In this question, you're using a GPLv2 Javascript application as a library: your JS code calls functions it provides. The core question is: to what extent are interpreted languages that make such calls at run-time similar to the behaviours of dynamically-linked executables that cause them to be derivative works of their linked libraries.
To my mind, one of the key arguments for dynamic linking creating derivatives is that, unless there is a published third-party guide to the API, the only way to discover how to call the library code (either via dynamic linking or at run-time) is to inspect the library code, or to read the (GPLed) project documentation.
If you were to inspect the library code in order to reimplement it from scratch, you would have contaminated yourself such that the reimplementation is likely to be held to be a derivative work; hence the clean-room reimplementation. As I see it, the same applies to anyone inspecting the library code in order to work out how to call it; you are taking its methods and APIs with you following an inspection of the source. As pointed out elsewhere in the SE universe, APIs can be and often are copyrightable; Oracle v. Google turned on a fair-use defence, and (by clean room principles) it's not at all clear one could succeed in one of those after having read all the source code.
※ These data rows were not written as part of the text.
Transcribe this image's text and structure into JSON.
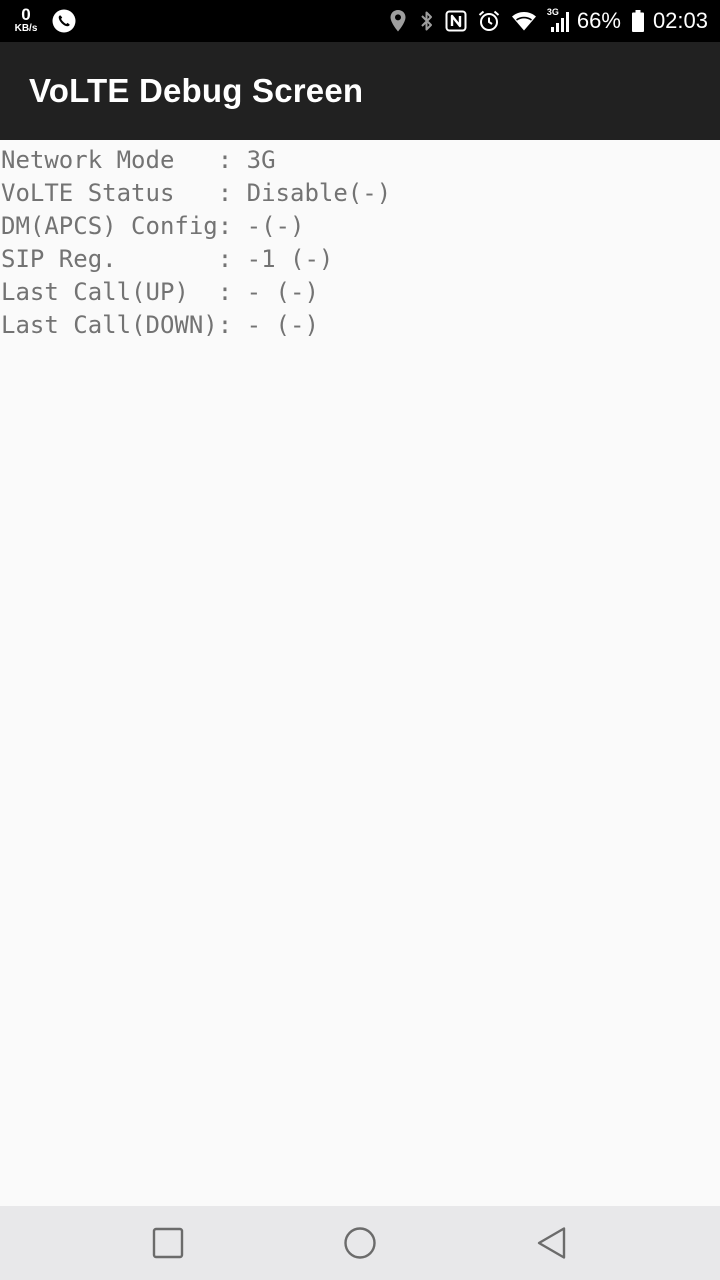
{
  "status_bar": {
    "speed_value": "0",
    "speed_unit": "KB/s",
    "network_type": "3G",
    "battery_percent": "66%",
    "time": "02:03",
    "icons": [
      "phone-call-icon",
      "location-icon",
      "bluetooth-icon",
      "nfc-icon",
      "alarm-icon",
      "wifi-icon",
      "cell-signal-icon",
      "battery-icon"
    ]
  },
  "toolbar": {
    "title": "VoLTE Debug Screen"
  },
  "info": {
    "rows": [
      {
        "label": "Network Mode   ",
        "value": ": 3G"
      },
      {
        "label": "VoLTE Status   ",
        "value": ": Disable(-)"
      },
      {
        "label": "DM(APCS) Config",
        "value": ": -(-)"
      },
      {
        "label": "SIP Reg.       ",
        "value": ": -1 (-)"
      },
      {
        "label": "Last Call(UP)  ",
        "value": ": - (-)"
      },
      {
        "label": "Last Call(DOWN)",
        "value": ": - (-)"
      }
    ]
  },
  "nav_bar": {
    "buttons": [
      "recents-icon",
      "home-icon",
      "back-icon"
    ]
  },
  "colors": {
    "status_bar": "#000000",
    "toolbar": "#212121",
    "background": "#fafafa",
    "text": "#737373",
    "nav_bar": "#e8e8ea"
  }
}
So as I see it, you're doing something just as copyright-entangling as dynamic linking, and thus your work has to be GPLv2 also. If you invoke the editor at arms-length, through (eg) fork-and-exec with a simple filename passed between caller and editor, I would hold differently; but you're not, and the fact you're doing it in an interpreted language rather than a compiled one doesn't make me see it differently.
Edit: I also suspect that the CKEditor people see things the same way. They write:
CKEditor 5 is licensed under the terms of GNU General Public License Version 2 or later.
If you are running an Open Source project with an OSS license incompatible with GPL please contact us and we will be happy to support your project with a CKEditor 5 license.
Earlier versions were licensed under multiple terms, one of which was LGPLv2.1+. This option has gone, for version 5; clearly they feel that there are uses that LGPL permitted that they no longer wish to permit, and your proposed usage seems to me to be exactly one such.